# File Sharing not working



## Bassil (Dec 22, 2007)

Hi I have a win xp home desktop and a win xp media center laptop, the pcs are connected wirelessly, and my laptop can see the desktop and it can access its local files and resources but my desktop can't. wheneve i go to my network places the shared folders on my laptop are not there and if i click on view workgroup computers i see the laptop icon but when i doublt click on it i get this message: 

Logon Failure: the user has not been granted the requested logon type at the computer 

can anyone please help ?


----------



## CTSNKY (Aug 7, 2004)

Have you run the Network Setup Wizard on the desktop (Control Panel)?

Is there any firewall software running on your desktop?

Both of these items should be addressed.


----------



## johnwill (Sep 26, 2002)

Logon failure: the user has not been granted the requested logon type at this computer 

If you see this message the following should be done on the computer containing the shared files: 

Download the following and install it 

Windows Server 2003 Resource Kit Tools 
http://go.microsoft.com/fwlink/?LinkId=4544 

after installation is complete, click on: Start, All Programs, Windows Resource Kit Tools, Command Shell 

Then enter the following commands. (Attention: they are case sensitive.) 

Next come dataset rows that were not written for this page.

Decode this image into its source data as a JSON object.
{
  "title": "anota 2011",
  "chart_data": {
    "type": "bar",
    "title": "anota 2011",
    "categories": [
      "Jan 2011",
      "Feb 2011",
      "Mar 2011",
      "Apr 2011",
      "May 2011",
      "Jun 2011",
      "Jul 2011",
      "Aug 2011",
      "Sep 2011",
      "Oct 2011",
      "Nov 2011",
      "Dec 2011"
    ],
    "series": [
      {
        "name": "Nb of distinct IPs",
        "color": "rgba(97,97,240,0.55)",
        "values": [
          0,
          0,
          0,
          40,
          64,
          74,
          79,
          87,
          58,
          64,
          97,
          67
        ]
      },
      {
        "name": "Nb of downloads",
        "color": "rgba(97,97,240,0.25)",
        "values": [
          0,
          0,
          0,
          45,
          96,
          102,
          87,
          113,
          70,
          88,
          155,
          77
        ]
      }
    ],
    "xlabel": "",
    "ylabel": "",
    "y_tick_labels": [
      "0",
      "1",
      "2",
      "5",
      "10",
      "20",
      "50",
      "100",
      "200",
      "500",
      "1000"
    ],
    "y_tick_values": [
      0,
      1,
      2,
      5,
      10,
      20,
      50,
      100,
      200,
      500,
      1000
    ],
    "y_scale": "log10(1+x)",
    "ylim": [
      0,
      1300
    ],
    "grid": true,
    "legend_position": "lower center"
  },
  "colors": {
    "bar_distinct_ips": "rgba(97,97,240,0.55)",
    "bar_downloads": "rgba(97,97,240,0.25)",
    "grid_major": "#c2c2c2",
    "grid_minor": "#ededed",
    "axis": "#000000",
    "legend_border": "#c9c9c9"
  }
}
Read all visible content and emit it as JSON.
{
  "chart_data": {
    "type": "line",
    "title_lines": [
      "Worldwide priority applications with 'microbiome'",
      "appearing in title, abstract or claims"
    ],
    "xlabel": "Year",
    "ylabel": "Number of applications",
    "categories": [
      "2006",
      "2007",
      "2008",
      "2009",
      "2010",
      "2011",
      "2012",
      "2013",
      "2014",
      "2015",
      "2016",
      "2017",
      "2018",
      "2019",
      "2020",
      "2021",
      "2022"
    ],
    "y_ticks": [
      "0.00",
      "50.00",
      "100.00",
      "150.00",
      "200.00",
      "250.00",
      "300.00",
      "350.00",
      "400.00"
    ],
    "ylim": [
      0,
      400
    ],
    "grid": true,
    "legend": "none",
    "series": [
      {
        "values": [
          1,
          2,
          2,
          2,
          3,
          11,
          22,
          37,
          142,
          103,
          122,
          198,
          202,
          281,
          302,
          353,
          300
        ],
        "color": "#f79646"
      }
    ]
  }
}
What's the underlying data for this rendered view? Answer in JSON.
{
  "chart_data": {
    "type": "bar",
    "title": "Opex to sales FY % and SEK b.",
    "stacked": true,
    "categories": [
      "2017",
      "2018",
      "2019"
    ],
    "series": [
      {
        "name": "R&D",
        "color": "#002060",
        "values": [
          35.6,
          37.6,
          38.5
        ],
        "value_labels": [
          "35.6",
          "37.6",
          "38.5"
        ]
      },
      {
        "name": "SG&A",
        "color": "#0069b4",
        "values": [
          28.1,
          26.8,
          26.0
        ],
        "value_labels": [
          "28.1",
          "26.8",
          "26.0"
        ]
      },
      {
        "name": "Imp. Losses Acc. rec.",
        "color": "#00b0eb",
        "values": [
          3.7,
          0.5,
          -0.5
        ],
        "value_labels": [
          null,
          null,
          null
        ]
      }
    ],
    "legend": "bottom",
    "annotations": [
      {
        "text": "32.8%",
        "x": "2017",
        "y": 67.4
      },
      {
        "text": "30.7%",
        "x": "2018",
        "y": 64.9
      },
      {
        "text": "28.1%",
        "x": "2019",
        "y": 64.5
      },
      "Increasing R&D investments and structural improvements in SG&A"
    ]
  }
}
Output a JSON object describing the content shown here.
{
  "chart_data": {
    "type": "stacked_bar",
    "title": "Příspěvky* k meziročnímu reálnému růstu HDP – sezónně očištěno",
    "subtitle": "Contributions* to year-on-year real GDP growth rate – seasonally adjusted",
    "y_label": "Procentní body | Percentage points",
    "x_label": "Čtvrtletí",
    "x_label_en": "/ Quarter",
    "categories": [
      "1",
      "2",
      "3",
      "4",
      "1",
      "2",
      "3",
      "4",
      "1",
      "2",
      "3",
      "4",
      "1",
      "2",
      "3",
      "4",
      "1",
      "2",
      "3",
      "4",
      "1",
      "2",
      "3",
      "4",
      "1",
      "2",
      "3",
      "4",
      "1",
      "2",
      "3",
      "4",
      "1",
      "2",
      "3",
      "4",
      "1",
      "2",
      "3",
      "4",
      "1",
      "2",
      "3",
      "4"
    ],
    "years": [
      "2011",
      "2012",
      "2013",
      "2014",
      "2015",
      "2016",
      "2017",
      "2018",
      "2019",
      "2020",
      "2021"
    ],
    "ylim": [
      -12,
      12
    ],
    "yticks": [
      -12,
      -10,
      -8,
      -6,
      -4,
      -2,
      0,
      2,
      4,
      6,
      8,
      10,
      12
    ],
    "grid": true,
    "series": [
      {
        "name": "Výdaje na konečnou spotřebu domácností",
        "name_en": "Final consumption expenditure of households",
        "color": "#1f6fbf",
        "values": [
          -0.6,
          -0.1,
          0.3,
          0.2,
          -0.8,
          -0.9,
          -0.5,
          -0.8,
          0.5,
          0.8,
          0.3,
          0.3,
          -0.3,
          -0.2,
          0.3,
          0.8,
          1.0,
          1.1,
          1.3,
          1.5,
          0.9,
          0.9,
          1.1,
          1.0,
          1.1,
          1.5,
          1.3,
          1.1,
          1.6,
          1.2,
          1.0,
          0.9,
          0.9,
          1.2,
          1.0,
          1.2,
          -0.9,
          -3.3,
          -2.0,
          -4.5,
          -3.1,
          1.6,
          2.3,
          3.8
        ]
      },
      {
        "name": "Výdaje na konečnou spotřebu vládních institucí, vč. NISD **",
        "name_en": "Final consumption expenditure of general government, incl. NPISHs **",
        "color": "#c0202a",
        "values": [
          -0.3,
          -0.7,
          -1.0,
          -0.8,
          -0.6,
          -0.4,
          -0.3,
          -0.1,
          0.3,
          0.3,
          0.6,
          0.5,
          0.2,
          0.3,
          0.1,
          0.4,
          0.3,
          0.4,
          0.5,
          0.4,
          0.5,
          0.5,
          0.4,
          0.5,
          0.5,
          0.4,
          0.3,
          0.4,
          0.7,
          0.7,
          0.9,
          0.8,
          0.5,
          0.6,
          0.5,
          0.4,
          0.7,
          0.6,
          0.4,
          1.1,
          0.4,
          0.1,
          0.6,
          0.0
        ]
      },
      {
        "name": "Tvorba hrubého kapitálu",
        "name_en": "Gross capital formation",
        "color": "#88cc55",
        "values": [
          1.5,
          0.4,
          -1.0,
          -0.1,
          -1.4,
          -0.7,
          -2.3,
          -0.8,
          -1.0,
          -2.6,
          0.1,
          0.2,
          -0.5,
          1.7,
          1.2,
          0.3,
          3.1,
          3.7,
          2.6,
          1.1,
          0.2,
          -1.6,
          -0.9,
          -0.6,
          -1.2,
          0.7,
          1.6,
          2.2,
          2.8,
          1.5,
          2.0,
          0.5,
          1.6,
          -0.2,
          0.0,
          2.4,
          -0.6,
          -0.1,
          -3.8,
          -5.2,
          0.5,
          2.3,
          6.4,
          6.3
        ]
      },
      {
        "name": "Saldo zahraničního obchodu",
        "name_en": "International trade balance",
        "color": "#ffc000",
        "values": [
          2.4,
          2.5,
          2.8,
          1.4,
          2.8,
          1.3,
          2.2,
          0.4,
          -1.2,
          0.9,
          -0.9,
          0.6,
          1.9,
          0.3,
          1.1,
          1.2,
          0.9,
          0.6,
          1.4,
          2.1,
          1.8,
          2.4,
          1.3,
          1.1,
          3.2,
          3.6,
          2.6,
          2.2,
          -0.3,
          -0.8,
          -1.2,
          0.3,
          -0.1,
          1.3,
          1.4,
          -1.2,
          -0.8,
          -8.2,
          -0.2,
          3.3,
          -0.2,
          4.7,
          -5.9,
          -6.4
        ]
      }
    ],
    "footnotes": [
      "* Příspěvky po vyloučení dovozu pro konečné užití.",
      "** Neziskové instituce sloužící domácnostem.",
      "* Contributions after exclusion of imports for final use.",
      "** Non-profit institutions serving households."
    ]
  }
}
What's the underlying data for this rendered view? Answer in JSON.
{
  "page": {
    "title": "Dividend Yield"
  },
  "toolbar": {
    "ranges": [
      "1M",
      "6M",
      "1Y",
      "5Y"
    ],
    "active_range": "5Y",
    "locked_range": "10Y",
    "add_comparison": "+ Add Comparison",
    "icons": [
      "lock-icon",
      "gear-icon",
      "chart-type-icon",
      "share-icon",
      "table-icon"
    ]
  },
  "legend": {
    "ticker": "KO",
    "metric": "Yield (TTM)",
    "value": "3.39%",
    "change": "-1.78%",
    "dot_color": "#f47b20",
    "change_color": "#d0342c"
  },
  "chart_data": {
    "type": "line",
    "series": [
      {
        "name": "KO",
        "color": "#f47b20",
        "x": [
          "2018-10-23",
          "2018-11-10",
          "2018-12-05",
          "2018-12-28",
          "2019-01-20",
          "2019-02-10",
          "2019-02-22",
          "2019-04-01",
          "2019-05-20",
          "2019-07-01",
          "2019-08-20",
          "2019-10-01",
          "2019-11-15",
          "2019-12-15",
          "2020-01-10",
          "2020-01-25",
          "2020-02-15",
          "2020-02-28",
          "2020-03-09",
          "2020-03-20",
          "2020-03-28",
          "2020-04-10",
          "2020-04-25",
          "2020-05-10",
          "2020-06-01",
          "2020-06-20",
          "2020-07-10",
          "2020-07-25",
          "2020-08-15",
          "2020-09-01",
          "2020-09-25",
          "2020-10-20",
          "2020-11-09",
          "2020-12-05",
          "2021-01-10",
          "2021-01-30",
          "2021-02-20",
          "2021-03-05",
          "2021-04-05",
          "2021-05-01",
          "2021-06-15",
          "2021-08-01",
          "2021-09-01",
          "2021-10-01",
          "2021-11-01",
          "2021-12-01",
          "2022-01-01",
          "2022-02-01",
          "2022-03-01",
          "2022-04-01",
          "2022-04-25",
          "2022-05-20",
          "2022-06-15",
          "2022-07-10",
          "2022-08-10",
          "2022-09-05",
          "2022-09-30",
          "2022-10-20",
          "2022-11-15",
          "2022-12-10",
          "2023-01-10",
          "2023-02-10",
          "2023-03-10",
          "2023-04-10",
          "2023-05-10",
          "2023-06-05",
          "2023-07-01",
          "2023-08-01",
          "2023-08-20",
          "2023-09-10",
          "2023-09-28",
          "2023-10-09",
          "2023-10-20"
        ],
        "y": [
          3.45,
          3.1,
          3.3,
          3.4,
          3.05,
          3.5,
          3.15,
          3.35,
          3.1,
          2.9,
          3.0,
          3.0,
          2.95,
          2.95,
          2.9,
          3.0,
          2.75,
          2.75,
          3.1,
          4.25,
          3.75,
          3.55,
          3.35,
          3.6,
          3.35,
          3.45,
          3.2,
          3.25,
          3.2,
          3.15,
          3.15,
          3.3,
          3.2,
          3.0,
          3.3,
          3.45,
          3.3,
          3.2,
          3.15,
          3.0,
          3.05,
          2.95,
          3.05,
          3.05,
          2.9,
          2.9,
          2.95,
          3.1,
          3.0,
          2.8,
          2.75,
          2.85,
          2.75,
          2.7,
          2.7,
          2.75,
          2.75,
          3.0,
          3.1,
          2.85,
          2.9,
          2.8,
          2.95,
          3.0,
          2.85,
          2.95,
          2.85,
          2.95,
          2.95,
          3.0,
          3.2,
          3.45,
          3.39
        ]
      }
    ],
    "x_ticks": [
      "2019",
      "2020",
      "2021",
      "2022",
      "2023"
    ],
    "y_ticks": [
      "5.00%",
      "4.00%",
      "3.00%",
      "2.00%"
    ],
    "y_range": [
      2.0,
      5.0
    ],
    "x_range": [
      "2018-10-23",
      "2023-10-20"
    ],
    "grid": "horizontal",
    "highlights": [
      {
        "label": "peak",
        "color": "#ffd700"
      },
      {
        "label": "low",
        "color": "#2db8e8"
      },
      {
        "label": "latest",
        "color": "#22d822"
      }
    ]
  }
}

net user guest /active:yes 
ntrights +r SeNetworkLogonRight -u Guest 
ntrights -r SeDenyNetworkLogonRight -u Guest 

The first command enables network access for Guest, the two subsequent ones change two different policies to allow network access for Guest.


----------



## CTSNKY (Aug 7, 2004)

I don't think Windows Server is in play here.......


----------



## johnwill (Sep 26, 2002)

This repair works for standard Windows, not just server. I've used it a number of times.


----------



## CTSNKY (Aug 7, 2004)

If you say it, I believe it, jw.


----------